FREDERICTON RESIDENTS SPEAK OUT

Another Fredericton-area resident has come forward to talk about Lyme disease being in the area.

Brian McEwing told CBC News he was bitten by an infected tick last fall at the University of New Brunswick’s woodlot.

McEwing said he was wearing a wool sweater and a fleece jacket while geocaching, but a tick still managed to burrow into his arm.

He removed the tick and it tested positive for Lyme disease.

“I did have some anxiety for a while, but I knew I’d caught it early,” said McEwing, whose doctor gave him antibiotics.

“I was comfortable with the treatment I received and, like I say, so far, everything’s fine.”

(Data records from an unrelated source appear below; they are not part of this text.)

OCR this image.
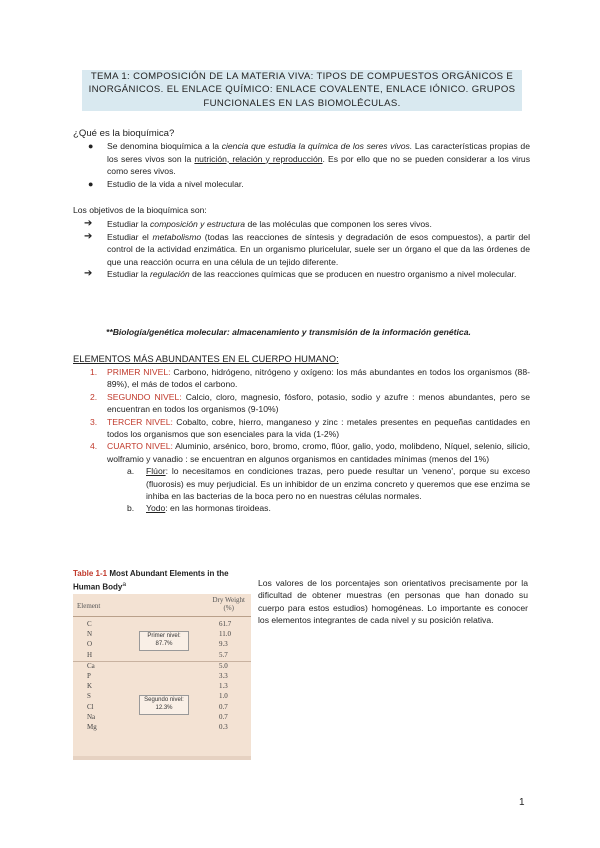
TEMA 1: COMPOSICIÓN DE LA MATERIA VIVA: TIPOS DE COMPUESTOS ORGÁNICOS E
INORGÁNICOS. EL ENLACE QUÍMICO: ENLACE COVALENTE, ENLACE IÓNICO. GRUPOS
FUNCIONALES EN LAS BIOMOLÉCULAS.
¿Qué es la bioquímica?
● Se denomina bioquímica a la ciencia que estudia la química de los seres vivos. Las características propias de los seres vivos son la nutrición, relación y reproducción. Es por ello que no se pueden considerar a los virus como seres vivos.
● Estudio de la vida a nivel molecular.
Los objetivos de la bioquímica son:
➔ Estudiar la composición y estructura de las moléculas que componen los seres vivos.
➔ Estudiar el metabolismo (todas las reacciones de síntesis y degradación de esos compuestos), a partir del control de la actividad enzimática. En un organismo pluricelular, suele ser un órgano el que da las órdenes de que una reacción ocurra en una célula de un tejido diferente.
➔ Estudiar la regulación de las reacciones químicas que se producen en nuestro organismo a nivel molecular.
**Biología/genética molecular: almacenamiento y transmisión de la información genética.
ELEMENTOS MÁS ABUNDANTES EN EL CUERPO HUMANO:
1. PRIMER NIVEL: Carbono, hidrógeno, nitrógeno y oxígeno: los más abundantes en todos los organismos (88-89%), el más de todos el carbono.
2. SEGUNDO NIVEL: Calcio, cloro, magnesio, fósforo, potasio, sodio y azufre : menos abundantes, pero se encuentran en todos los organismos (9-10%)
3. TERCER NIVEL: Cobalto, cobre, hierro, manganeso y zinc : metales presentes en pequeñas cantidades en todos los organismos que son esenciales para la vida (1-2%)
4. CUARTO NIVEL: Aluminio, arsénico, boro, bromo, cromo, flúor, galio, yodo, molibdeno, Níquel, selenio, silicio, wolframio y vanadio : se encuentran en algunos organismos en cantidades mínimas (menos del 1%)
a. Flúor: lo necesitamos en condiciones trazas, pero puede resultar un 'veneno', porque su exceso (fluorosis) es muy perjudicial. Es un inhibidor de un enzima concreto y queremos que ese enzima se inhiba en las bacterias de la boca pero no en nuestras células normales.
b. Yodo: en las hormonas tiroideas.
Table 1-1 Most Abundant Elements in the
Human Body$^a$
Element
Dry Weight
(%)
C	61.7
N	11.0
O	9.3
H	5.7
Ca	5.0
P	3.3
K	1.3
S	1.0
Cl	0.7
Na	0.7
Mg	0.3
Primer nivel:
87.7%
Segundo nivel:
12.3%
Los valores de los porcentajes son orientativos precisamente por la dificultad de obtener muestras (en personas que han donado su cuerpo para estos estudios) homogéneas. Lo importante es conocer los elementos integrantes de cada nivel y su posición relativa.
1
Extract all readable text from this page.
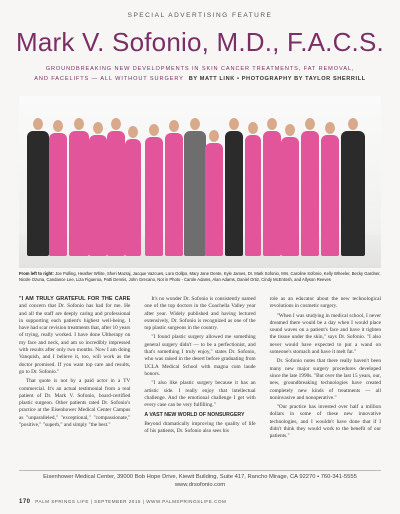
SPECIAL ADVERTISING FEATURE
Mark V. Sofonio, M.D., F.A.C.S.
GROUNDBREAKING NEW DEVELOPMENTS IN SKIN CANCER TREATMENTS, FAT REMOVAL,
AND FACELIFTS — ALL WITHOUT SURGERY BY MATT LINK • PHOTOGRAPHY BY TAYLOR SHERRILL
From left to right: Joe Pulling, Heather White, Sheri Mazraj, Jacque Vazcues, Lora Gollpo, Mary Jane Dente, Kyle James, Dr. Mark Sofonio, Mrs. Caroline Sofonio, Kelly Wheeler, Becky Gardner, Nicole Ozuna, Candance Lee, Liza Figueroa, Patti Dennis, John Grecano, Not in Photo - Carole Adams, Alan Adams, Daniel Ortiz, Cindy McEntosh, and Allyson Reeves

"I AM TRULY GRATEFUL FOR THE CARE and concern that Dr. Sofonio has had for me. He and all the staff are deeply caring and professional in supporting each patient's highest well-being. I have had scar revision treatments that, after 10 years of trying, really worked. I have done Ultherapy on my face and neck, and am so incredibly impressed with results after only two months. Now I am doing Vanquish, and I believe it, too, will work as the doctor promised. If you want top care and results, go to Dr. Sofonio."

That quote is not by a paid actor in a TV commercial. It's an actual testimonial from a real patient of Dr. Mark V. Sofonio, board-certified plastic surgeon. Other patients rated Dr. Sofonio's practice at the Eisenhower Medical Center Campus as "unparalleled," "exceptional," "compassionate," "positive," "superb," and simply "the best."

It's no wonder Dr. Sofonio is consistently named one of the top doctors in the Coachella Valley year after year. Widely published and having lectured extensively, Dr. Sofonio is recognized as one of the top plastic surgeons in the country.

"I found plastic surgery allowed me something general surgery didn't — to be a perfectionist, and that's something I truly enjoy," states Dr. Sofonio, who was raised in the desert before graduating from UCLA Medical School with magna cum laude honors.

"I also like plastic surgery because it has an artistic side. I really enjoy that intellectual challenge. And the emotional challenge I get with every case can be very fulfilling."

A VAST NEW WORLD OF NONSURGERY

Beyond dramatically improving the quality of life of his patients, Dr. Sofonio also sees his

role as an educator about the new technological revolutions in cosmetic surgery.

"When I was studying in medical school, I never dreamed there would be a day when I would place sound waves on a patient's face and have it tighten the tissue under the skin," says Dr. Sofonio. "I also never would have expected to put a wand on someone's stomach and have it melt fat."

Dr. Sofonio notes that there really haven't been many new major surgery procedures developed since the late 1990s. "But over the last 15 years, our, new, groundbreaking technologies have created completely new kinds of treatments — all noninvasive and nonoperative."

"Our practice has invested over half a million dollars in some of these new innovative technologies, and I wouldn't have done that if I didn't think they would work to the benefit of our patients."

Eisenhower Medical Center, 39000 Bob Hope Drive, Kiewit Building, Suite 417, Rancho Mirage, CA 92270 • 760-341-5555
www.drsofonio.com
170 PALM SPRINGS LIFE | SEPTEMBER 2015 | WWW.PALMSPRINGSLIFE.COM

McEwing said there have been at least four cases among members of the congregation at his church.

Public health officials say they have been no confirmed cases of Lyme disease in the Fredericton area in the past five years.

A Fredericton-area woman said in an interview on Friday that it’s time for the New Brunswick government to take Lyme disease more seriously.

Lorraine Bird, a resident of Charters Settlement, said she spent six years trying to get a proper diagnosis of why she was suffering numbness in her face and constant fatigue.

She said doctors kept telling her she was sick but they didn’t know how to treat her.

“So it’s very complex and it mimics a lot of other diseases and it’s very frustrating for people,” she said.

“We need to have that reviewed. That’s the bottom line. If our testing was more intricate or different, it would certainly help more people.”

Bird eventually had her blood sent to California for testing and a doctor in Maine began treating her with antibiotics.